See this article for precedents regarding denial of birthright citizenship for “Anchor Babies”:
http://www.frontpagemag.com/Articles/Printable.aspx?GUID={62ABC9F7-4274-4E09-87A4-5BDC94D65700}
“The Fourteenth Amendment Mess”
By Robert Locke
FrontPageMagazine.com | 9/9/2002
“The key to undoing the current misinterpretation of the Fourteenth Amendment is this odd phrase “and subject to the jurisdiction thereof.” The whole problem is caused by the fact that the meaning of this phrase, which was clear to anyone versed in legal language in 1868, has slipped with changes in usage. Fortunately, there is a large group of court precedents that make clear what the phrase actually means:
The Fourteenth Amendment excludes the children of aliens. (The Slaughterhouse Cases (83 U.S. 36 (1873))
The Fourteenth Amendment draws a distinction between the children of aliens and children of citizens. (Minor v. Happersett (88 U.S. 162 (1874))
The phrase “subject to the jurisdiction” requires “direct and immediate allegiance” to the United States, not just physical presence. (Elk v.

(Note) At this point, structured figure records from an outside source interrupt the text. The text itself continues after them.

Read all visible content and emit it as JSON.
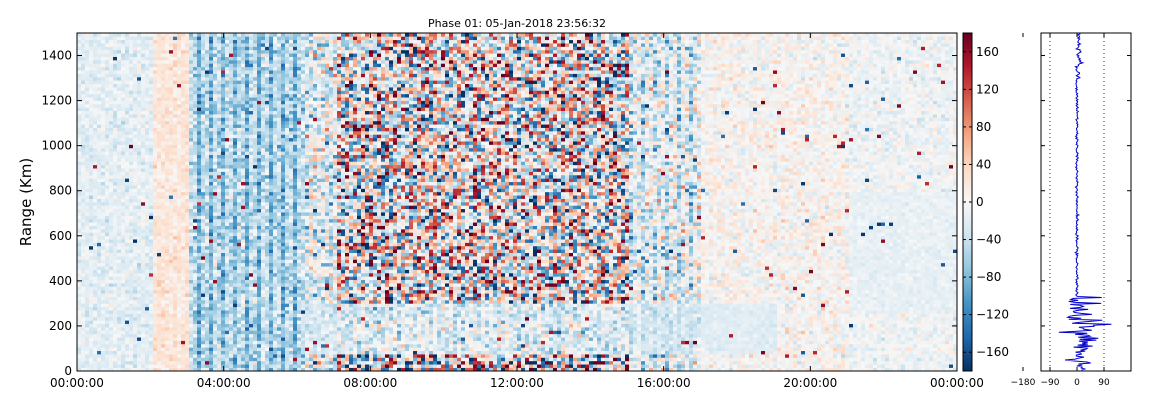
{
  "chart_data": [
    {
      "type": "heatmap",
      "title": "Phase 01: 05-Jan-2018 23:56:32",
      "xlabel": "",
      "ylabel": "Range (Km)",
      "x_ticks": [
        "00:00:00",
        "04:00:00",
        "08:00:00",
        "12:00:00",
        "16:00:00",
        "20:00:00",
        "00:00:00"
      ],
      "x_range_hours": [
        0,
        24
      ],
      "y_ticks": [
        0,
        200,
        400,
        600,
        800,
        1000,
        1200,
        1400
      ],
      "ylim": [
        0,
        1500
      ],
      "colormap": "RdBu_r",
      "colorbar": {
        "range": [
          -180,
          180
        ],
        "ticks": [
          160,
          120,
          80,
          40,
          0,
          -40,
          -80,
          -120,
          -160
        ],
        "colors": [
          "#053061",
          "#2166ac",
          "#4393c3",
          "#92c5de",
          "#d1e5f0",
          "#f7f7f7",
          "#fddbc7",
          "#f4a582",
          "#d6604d",
          "#b2182b",
          "#67001f"
        ]
      },
      "grid": false
    },
    {
      "type": "line",
      "title": "",
      "xlabel": "",
      "ylabel": "",
      "x_ticks": [
        -180,
        -90,
        0,
        90
      ],
      "x_tick_labels": [
        "−180",
        "−90",
        "0",
        "90"
      ],
      "xlim": [
        -120,
        180
      ],
      "ylim": [
        0,
        1500
      ],
      "series_color": "#0000cc",
      "gridlines_x": [
        -90,
        90
      ],
      "profile_summary": [
        {
          "range": [
            0,
            100
          ],
          "center": 5,
          "spread": 45
        },
        {
          "range": [
            100,
            330
          ],
          "center": 12,
          "spread": 60
        },
        {
          "range": [
            330,
            1300
          ],
          "center": 0,
          "spread": 5
        },
        {
          "range": [
            1300,
            1500
          ],
          "center": 5,
          "spread": 12
        }
      ]
    }
  ]
}
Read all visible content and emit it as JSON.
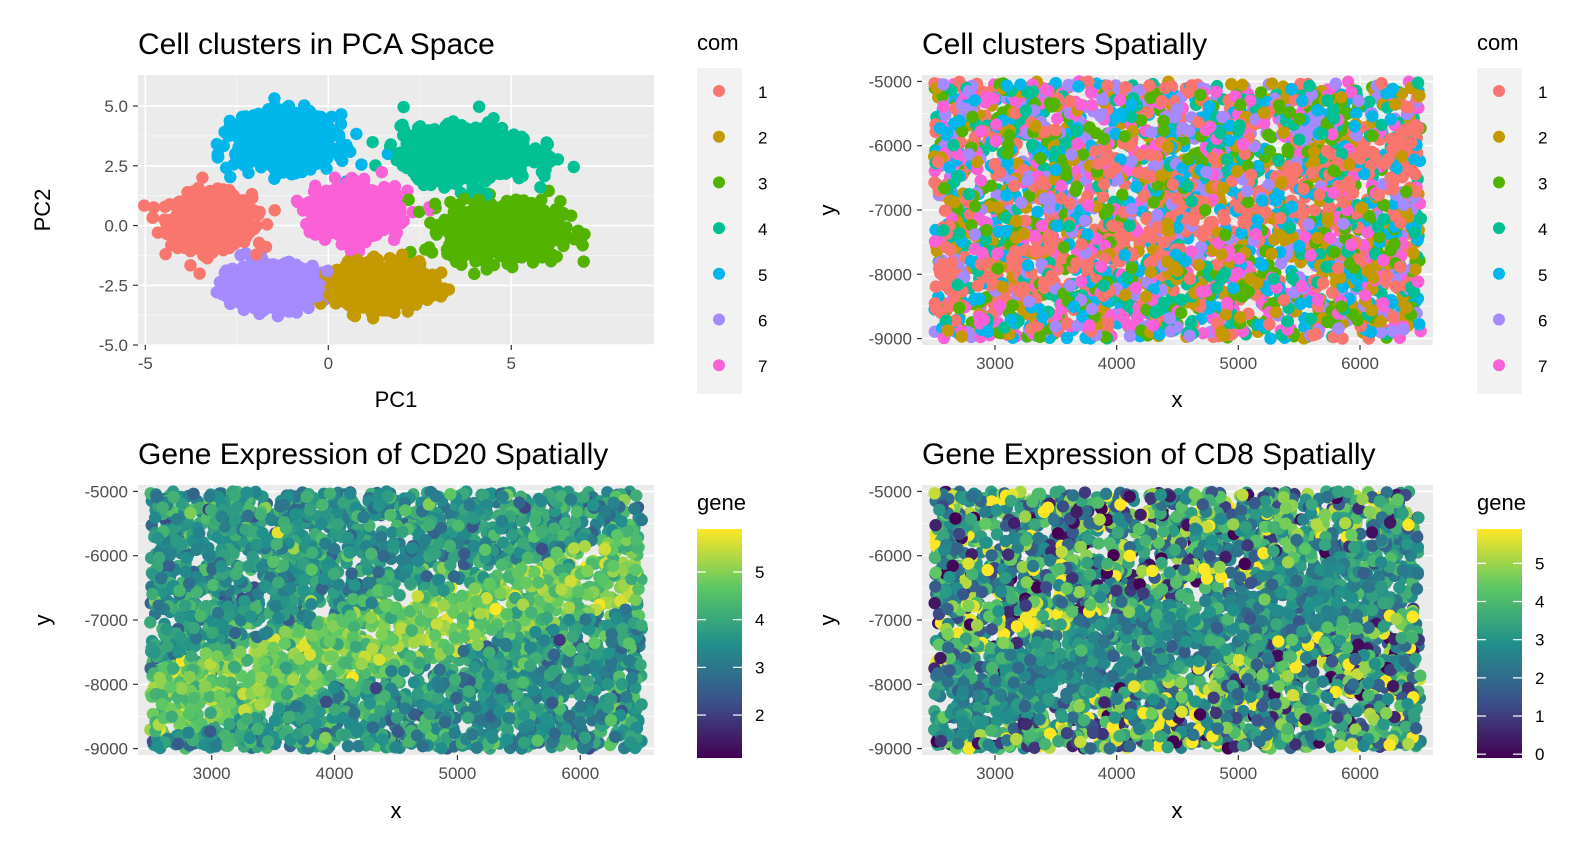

Wilkins 112 U.S. 94 (1884))
There is no automatic birthright citizenship in a particular case. (Wong Kim Ark Case, 169 U.S. 649 (1898))
The Supreme Court has never confirmed birthright citizenship for the children of illegal aliens, temporary workers, and tourists. (Plyler v. Doe, 457 U.S. 202, 211 n.10 (1982))
There are other cases referring to minor details of the question.
In essence, “subject to the jurisdiction thereof” meant, at the time the amendment was written, a person having a reciprocal relationship of allegiance and protection with the United States government. It was thus understood not to apply to persons whose presence in this country is transitory or illegal. For details of the evolution of this phrase and its interpretation by the courts, see this page on FILE’s web site. The key question that those who favor the contemporary misinterpretation of this phrase cannot answer is, why is the phrase there, if it means nothing, which is what their interpretation implies. Logic implies that it would only have been inserted if it modified the meaning of the amendment, which it does: by limiting the scope of persons to which it applies. The debate adequately settled, in my view, by the precedents named above can at most be over who is “subject to the jurisdiction thereof,” not over whether this phrase means anything.
That the Fourteenth Amendment does not grant automatic birthright citizenship is also made clear by the fact that it took an act of Congress in 1922 to give American Indians birthright citizenship, which would obviously not have been necessary if they had it automatically just by being born here. The courts have also long recognized an exception for the children of foreign diplomats, which exception would be unconstitutional if the Fourteenth Amendment granted automatic birthright citizenship to everyone.”
see post four.
Anchor babies are not birthright citizens.
those are two 100% different concepts.
please do not confuse the two because it clouds the debate.
a birth right citzen minor is deported with the illegal alien parents.
It is a very important distiction before the immigration service and courts.
As for those thousands of illegal babies being born at Parkland Hospital and elsewhere, are all those families remaining in the US?